07 Aug 2002 08:46:59 +0200

Skip Montanaro <skip@pobox.com> writes:

> I thought the whole purpose of the EncodedFile class was to provide
> transparent encoding.  

    """ Return a wrapped version of file which provides transparent
        encoding translation.

        Strings written to the wrapped file are interpreted according
        to the given data_encoding and then written to the original
        file as string using file_encoding. The intermediate encoding
        will usually be Unicode but depends on the specified codecs.

        Strings are read from the file using file_encoding and then
        passed back to the caller as string using data_encoding.

        If file_encoding is not given, it defaults to data_encoding.
    """

So, no. It provides transparent recoding: with a file encoding, and a
data encoding.

I never found this class useful.

What you want is a StreamWriter:

f = codecs.get_writer('utf-8')(open('unicode-test', 'w'))

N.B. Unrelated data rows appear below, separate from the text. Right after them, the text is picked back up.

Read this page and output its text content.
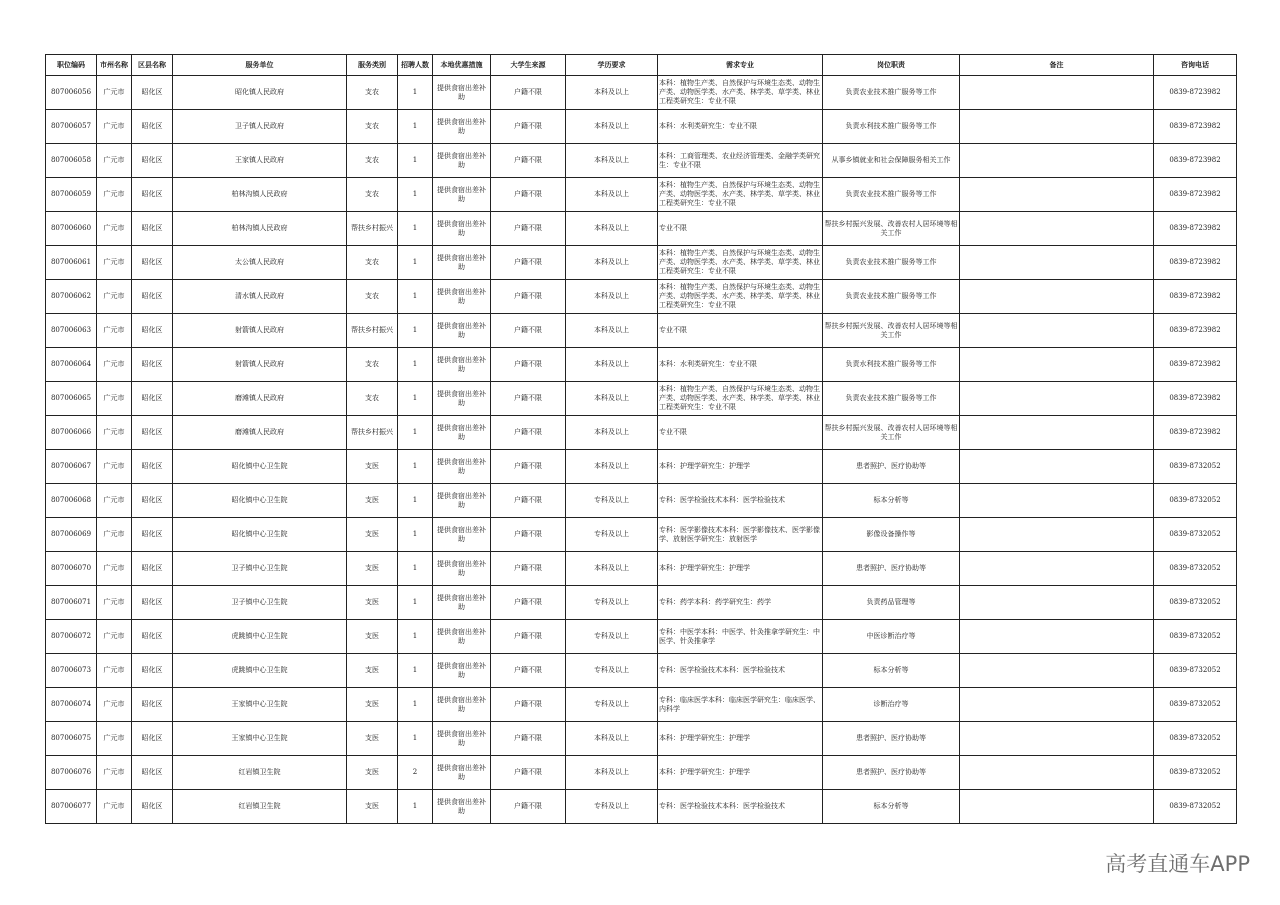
职位编码	市州名称	区县名称	服务单位	服务类别	招聘人数	本地优惠措施	大学生来源	学历要求	需求专业	岗位职责	备注	咨询电话
807006056	广元市	昭化区	昭化镇人民政府	支农	1	提供食宿出差补助	户籍不限	本科及以上	本科：植物生产类、自然保护与环境生态类、动物生产类、动物医学类、水产类、林学类、草学类、林业工程类研究生：专业不限	负责农业技术推广服务等工作		0839-8723982
807006057	广元市	昭化区	卫子镇人民政府	支农	1	提供食宿出差补助	户籍不限	本科及以上	本科：水利类研究生：专业不限	负责水利技术推广服务等工作		0839-8723982
807006058	广元市	昭化区	王家镇人民政府	支农	1	提供食宿出差补助	户籍不限	本科及以上	本科：工商管理类、农业经济管理类、金融学类研究生：专业不限	从事乡镇就业和社会保障服务相关工作		0839-8723982
807006059	广元市	昭化区	柏林沟镇人民政府	支农	1	提供食宿出差补助	户籍不限	本科及以上	本科：植物生产类、自然保护与环境生态类、动物生产类、动物医学类、水产类、林学类、草学类、林业工程类研究生：专业不限	负责农业技术推广服务等工作		0839-8723982
807006060	广元市	昭化区	柏林沟镇人民政府	帮扶乡村振兴	1	提供食宿出差补助	户籍不限	本科及以上	专业不限	帮扶乡村振兴发展、改善农村人居环境等相关工作		0839-8723982
807006061	广元市	昭化区	太公镇人民政府	支农	1	提供食宿出差补助	户籍不限	本科及以上	本科：植物生产类、自然保护与环境生态类、动物生产类、动物医学类、水产类、林学类、草学类、林业工程类研究生：专业不限	负责农业技术推广服务等工作		0839-8723982
807006062	广元市	昭化区	清水镇人民政府	支农	1	提供食宿出差补助	户籍不限	本科及以上	本科：植物生产类、自然保护与环境生态类、动物生产类、动物医学类、水产类、林学类、草学类、林业工程类研究生：专业不限	负责农业技术推广服务等工作		0839-8723982
807006063	广元市	昭化区	射箭镇人民政府	帮扶乡村振兴	1	提供食宿出差补助	户籍不限	本科及以上	专业不限	帮扶乡村振兴发展、改善农村人居环境等相关工作		0839-8723982
807006064	广元市	昭化区	射箭镇人民政府	支农	1	提供食宿出差补助	户籍不限	本科及以上	本科：水利类研究生：专业不限	负责水利技术推广服务等工作		0839-8723982
807006065	广元市	昭化区	磨滩镇人民政府	支农	1	提供食宿出差补助	户籍不限	本科及以上	本科：植物生产类、自然保护与环境生态类、动物生产类、动物医学类、水产类、林学类、草学类、林业工程类研究生：专业不限	负责农业技术推广服务等工作		0839-8723982
807006066	广元市	昭化区	磨滩镇人民政府	帮扶乡村振兴	1	提供食宿出差补助	户籍不限	本科及以上	专业不限	帮扶乡村振兴发展、改善农村人居环境等相关工作		0839-8723982
807006067	广元市	昭化区	昭化镇中心卫生院	支医	1	提供食宿出差补助	户籍不限	本科及以上	本科：护理学研究生：护理学	患者照护、医疗协助等		0839-8732052
807006068	广元市	昭化区	昭化镇中心卫生院	支医	1	提供食宿出差补助	户籍不限	专科及以上	专科：医学检验技术本科：医学检验技术	标本分析等		0839-8732052
807006069	广元市	昭化区	昭化镇中心卫生院	支医	1	提供食宿出差补助	户籍不限	专科及以上	专科：医学影像技术本科：医学影像技术、医学影像学、放射医学研究生：放射医学	影像设备操作等		0839-8732052
807006070	广元市	昭化区	卫子镇中心卫生院	支医	1	提供食宿出差补助	户籍不限	本科及以上	本科：护理学研究生：护理学	患者照护、医疗协助等		0839-8732052
807006071	广元市	昭化区	卫子镇中心卫生院	支医	1	提供食宿出差补助	户籍不限	专科及以上	专科：药学本科：药学研究生：药学	负责药品管理等		0839-8732052
807006072	广元市	昭化区	虎跳镇中心卫生院	支医	1	提供食宿出差补助	户籍不限	专科及以上	专科：中医学本科：中医学、针灸推拿学研究生：中医学、针灸推拿学	中医诊断治疗等		0839-8732052
807006073	广元市	昭化区	虎跳镇中心卫生院	支医	1	提供食宿出差补助	户籍不限	专科及以上	专科：医学检验技术本科：医学检验技术	标本分析等		0839-8732052
807006074	广元市	昭化区	王家镇中心卫生院	支医	1	提供食宿出差补助	户籍不限	专科及以上	专科：临床医学本科：临床医学研究生：临床医学、内科学	诊断治疗等		0839-8732052
807006075	广元市	昭化区	王家镇中心卫生院	支医	1	提供食宿出差补助	户籍不限	本科及以上	本科：护理学研究生：护理学	患者照护、医疗协助等		0839-8732052
807006076	广元市	昭化区	红岩镇卫生院	支医	2	提供食宿出差补助	户籍不限	本科及以上	本科：护理学研究生：护理学	患者照护、医疗协助等		0839-8732052
807006077	广元市	昭化区	红岩镇卫生院	支医	1	提供食宿出差补助	户籍不限	专科及以上	专科：医学检验技术本科：医学检验技术	标本分析等		0839-8732052
高考直通车APP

Of course, *this* specific case can be written much easier as

f = codecs.open('unicode-test', 'w', encoding = 'utf-8')

The get_writer case is useful if you already got a file-like object
from somewhere.

> Shouldn't it support transparent encoding of Unicode
> objects?  That is, I told the system I want writes to be in utf-8 when I
> instantiated the class.  

You told it also that input data are in utf-8, as you have omitted the
data_encoding.

> I don't think I should have to call .encode() directly.  I realize I
> can wrap the function in a class that adds the transparency I
> desire, but it seems the whole point should be to make it easy to
> write Unicode objects to files.

Not this class, no. 

Now, you may ask what else is the purpose of this class. I really
don't know - it is against everything I'm advocating, as it assumes
that you have byte strings in a certain encoding in your memory that
you want to save in a different encoding. That should never happen -
all your text data should be Unicode strings.

Regards,
Martin